Chandrasekaran, 58, said, “It has been a privilege to lead the Tata Group for the last five years and I am delighted at the opportunity to lead the Tata Group for another five years, in its next phase.”

Chandra, as he is usually referred to, took over the reins of Tata Sons in 2017 at a time when the group faced a leadership crisis and a trust deficit after the ouster of his predecessor, Cyrus Mistry, by the board. Until then, Chandra, a trusted lieutenant of the Tatas, had helmed TCS, the crown jewel and cash cow of the group.

A large part of Chandra’s tenure was spent fighting the legal battle with Mistry.

He joined the Tata Sons board in October 2016, was designated chairman in January 2017 and took official charge in February 2017. He also chairs the boards of operating companies such as Tata Steel, Tata Motors, Tata Power and TCS.

Continuity in leadership will give investors and stakeholders confidence in the 154-year-old conglomerate that makes salt to luxury sedans.

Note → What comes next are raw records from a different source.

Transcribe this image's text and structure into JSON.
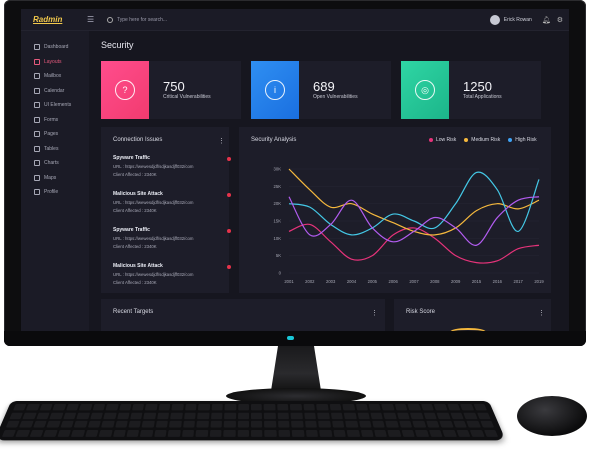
{
  "app": {
    "brand": "Radmin"
  },
  "header": {
    "search_placeholder": "Type here for search...",
    "user_name": "Erick Rowan"
  },
  "sidebar": {
    "items": [
      {
        "label": "Dashboard",
        "active": false
      },
      {
        "label": "Layouts",
        "active": true
      },
      {
        "label": "Mailbox",
        "active": false
      },
      {
        "label": "Calendar",
        "active": false
      },
      {
        "label": "UI Elements",
        "active": false
      },
      {
        "label": "Forms",
        "active": false
      },
      {
        "label": "Pages",
        "active": false
      },
      {
        "label": "Tables",
        "active": false
      },
      {
        "label": "Charts",
        "active": false
      },
      {
        "label": "Maps",
        "active": false
      },
      {
        "label": "Profile",
        "active": false
      }
    ]
  },
  "page": {
    "title": "Security"
  },
  "stats": [
    {
      "value": "750",
      "label": "Critical Vulnerabilities",
      "icon": "question-icon",
      "color_from": "#ff4d8d",
      "color_to": "#f23b6f"
    },
    {
      "value": "689",
      "label": "Open Vulnerabilities",
      "icon": "info-icon",
      "color_from": "#2f8ff2",
      "color_to": "#1a6fe0"
    },
    {
      "value": "1250",
      "label": "Total Applications",
      "icon": "lifebuoy-icon",
      "color_from": "#2fd6a4",
      "color_to": "#1cb58a"
    }
  ],
  "connection_issues": {
    "title": "Connection Issues",
    "items": [
      {
        "title": "Spyware Traffic",
        "url": "URL : https://wewesdjdf/sdjkasdjff032/com",
        "client": "Client Affected : 2340K"
      },
      {
        "title": "Malicious Site Attack",
        "url": "URL : https://wewesdjdf/sdjkasdjff032/com",
        "client": "Client Affected : 2340K"
      },
      {
        "title": "Spyware Traffic",
        "url": "URL : https://wewesdjdf/sdjkasdjff032/com",
        "client": "Client Affected : 2340K"
      },
      {
        "title": "Malicious Site Attack",
        "url": "URL : https://wewesdjdf/sdjkasdjff032/com",
        "client": "Client Affected : 2340K"
      }
    ]
  },
  "analysis": {
    "title": "Security Analysis",
    "legend": [
      {
        "name": "Low Risk",
        "color": "#e6337a"
      },
      {
        "name": "Medium Risk",
        "color": "#f5b83d"
      },
      {
        "name": "High Risk",
        "color": "#3fa3f5"
      }
    ]
  },
  "chart_data": {
    "type": "line",
    "x": [
      "2001",
      "2002",
      "2003",
      "2004",
      "2005",
      "2006",
      "2007",
      "2008",
      "2009",
      "2015",
      "2016",
      "2017",
      "2019"
    ],
    "yticks": [
      "30K",
      "25K",
      "20K",
      "15K",
      "10K",
      "5K",
      "0"
    ],
    "ylim": [
      0,
      30000
    ],
    "series": [
      {
        "name": "Low Risk",
        "color": "#e6337a",
        "values": [
          12000,
          14000,
          9000,
          4000,
          5000,
          11000,
          13000,
          10000,
          5000,
          3000,
          3500,
          7000,
          8000
        ]
      },
      {
        "name": "Medium Risk",
        "color": "#f5b83d",
        "values": [
          30000,
          24000,
          19000,
          20000,
          17000,
          14500,
          12000,
          11000,
          13000,
          18000,
          20000,
          18500,
          21000
        ]
      },
      {
        "name": "High Risk",
        "color": "#44c8e6",
        "values": [
          20000,
          19000,
          14000,
          11000,
          13000,
          17000,
          15000,
          13000,
          20000,
          29000,
          24000,
          12000,
          27000
        ]
      },
      {
        "name": "Extra",
        "color": "#b25cf0",
        "values": [
          22000,
          11000,
          14000,
          21000,
          13000,
          9000,
          12000,
          16000,
          13000,
          8000,
          16000,
          21000,
          22000
        ]
      }
    ]
  },
  "bottom": {
    "recent_targets": "Recent Targets",
    "risk_score": "Risk Score"
  },
  "colors": {
    "accent": "#e65a7d",
    "background": "#16161f",
    "panel": "#1d1d29"
  }
}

The group is working on an all-in-one e-commerce super-app — one of Chandra’s key projects — to market its swathe of consumer products and services as part of a digital makeover.

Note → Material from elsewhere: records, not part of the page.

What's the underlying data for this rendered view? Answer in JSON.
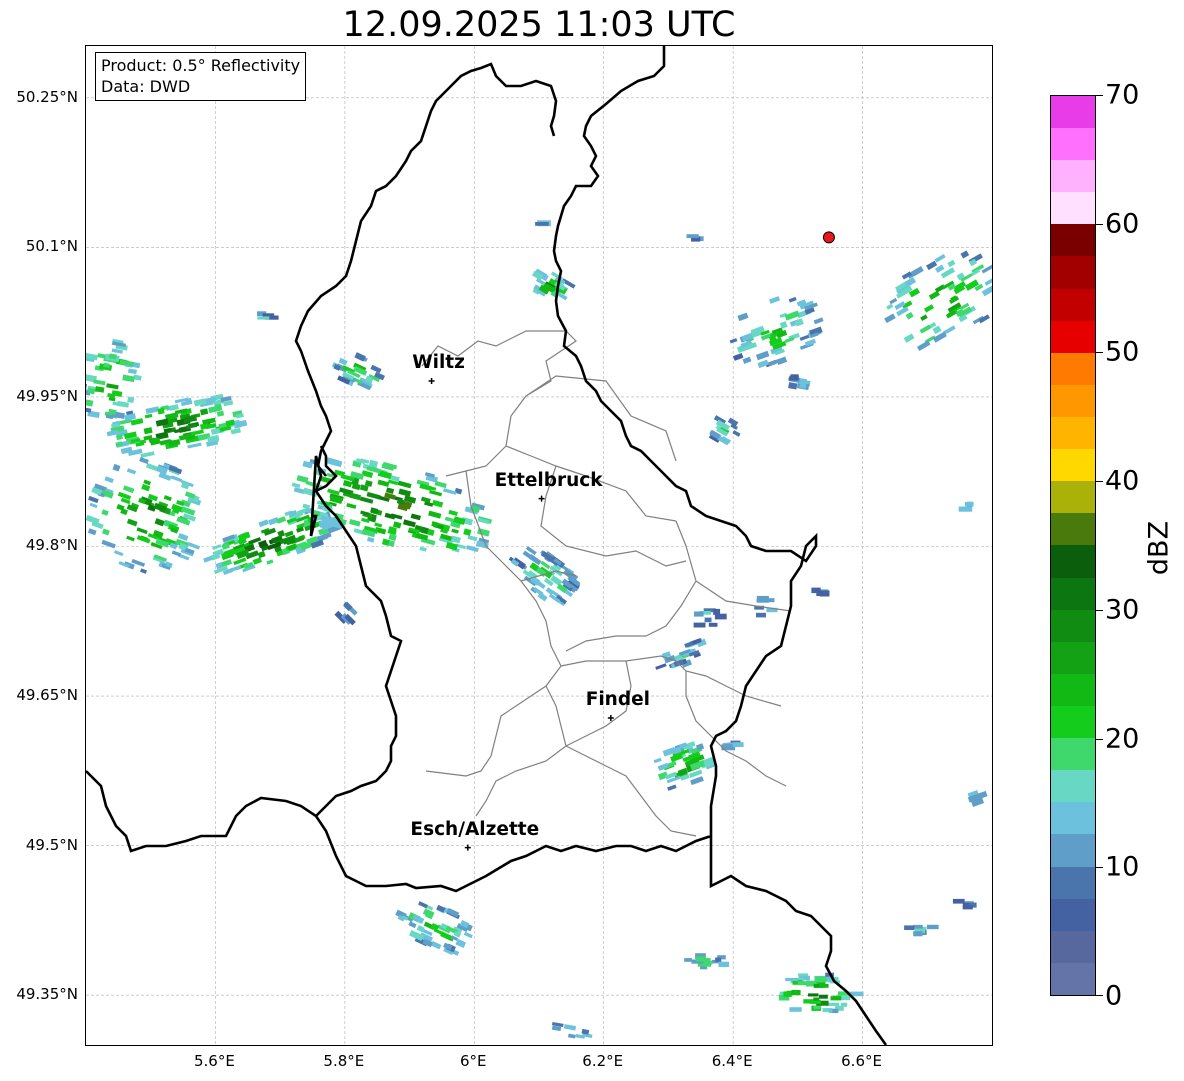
{
  "title": "12.09.2025 11:03 UTC",
  "info": {
    "product": "Product: 0.5° Reflectivity",
    "data": "Data: DWD"
  },
  "lat_labels": [
    "50.25°N",
    "50.1°N",
    "49.95°N",
    "49.8°N",
    "49.65°N",
    "49.5°N",
    "49.35°N"
  ],
  "lon_labels": [
    "5.6°E",
    "5.8°E",
    "6°E",
    "6.2°E",
    "6.4°E",
    "6.6°E"
  ],
  "cities": [
    {
      "name": "Wiltz",
      "lon": 5.934,
      "lat": 49.966
    },
    {
      "name": "Ettelbruck",
      "lon": 6.104,
      "lat": 49.848
    },
    {
      "name": "Findel",
      "lon": 6.211,
      "lat": 49.628
    },
    {
      "name": "Esch/Alzette",
      "lon": 5.99,
      "lat": 49.498
    }
  ],
  "radar_site": {
    "lon": 6.548,
    "lat": 50.11,
    "color": "#e8191c"
  },
  "colorbar": {
    "title": "dBZ",
    "min": 0,
    "max": 70,
    "step": 2.5,
    "tick_labels": [
      "0",
      "10",
      "20",
      "30",
      "40",
      "50",
      "60",
      "70"
    ],
    "colors": [
      "#6474a8",
      "#56689e",
      "#4462a2",
      "#4a74ac",
      "#5e9ec8",
      "#6cc2dc",
      "#68d8c4",
      "#3ed86c",
      "#14cc1c",
      "#12b814",
      "#12a214",
      "#108c12",
      "#0c7610",
      "#0a5e0c",
      "#4a7a0c",
      "#aab20a",
      "#ffd800",
      "#ffb400",
      "#ff9800",
      "#ff7a00",
      "#e60000",
      "#c20000",
      "#a20000",
      "#7a0000",
      "#ffe0ff",
      "#ffb0ff",
      "#ff70ff",
      "#e83ce8"
    ]
  },
  "map_colors": {
    "border": "#000000",
    "canton": "#808080",
    "grid": "#b0b0b0"
  }
}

The group is also reinventing its aviation businesses after successfully acquiring Air India Ltd from the central government last year.

Under Chandra, Tatas sold the mobile phone business of Tata Teleservices to Bharti Airtel in an attempt to cut losses. In May 2018, the group made one of the biggest acquisitions to date when Tata Steel took over Bhushan Steel by paying Rs 35,200 crore under the insolvency process.

Tata Steel, which managed to turn around the company renamed as Tata Steel BSL, however, couldn’t close a deal to sell its European business to ThyssenKrupp.

In October last year, Tata Sons made a winning bid for Air India, bringing back an airline that the group had originally founded.

The Tata group now has three airlines – Tata SIA Airlines, AirAsia India and Air India with a combined market share of over 25 per cent.

Last year, Chandra started his acquisition spree in the digital domain in his drive to launch a Super App which will sell from salt to airline tickets to the customers directly.

In May 2021, Tata Sons acquired Big Basket at a reported valuation of Rs 9,500 crore, pitting it in direct competition with American retail giant, Amazon and Wal-Mart owned Flipkart and Mukesh Ambani-owned Reliance Retail.

While Tata Power has been working to unlock the value of its renewables business, Tata Motors stabilised under Chandra’s leadership.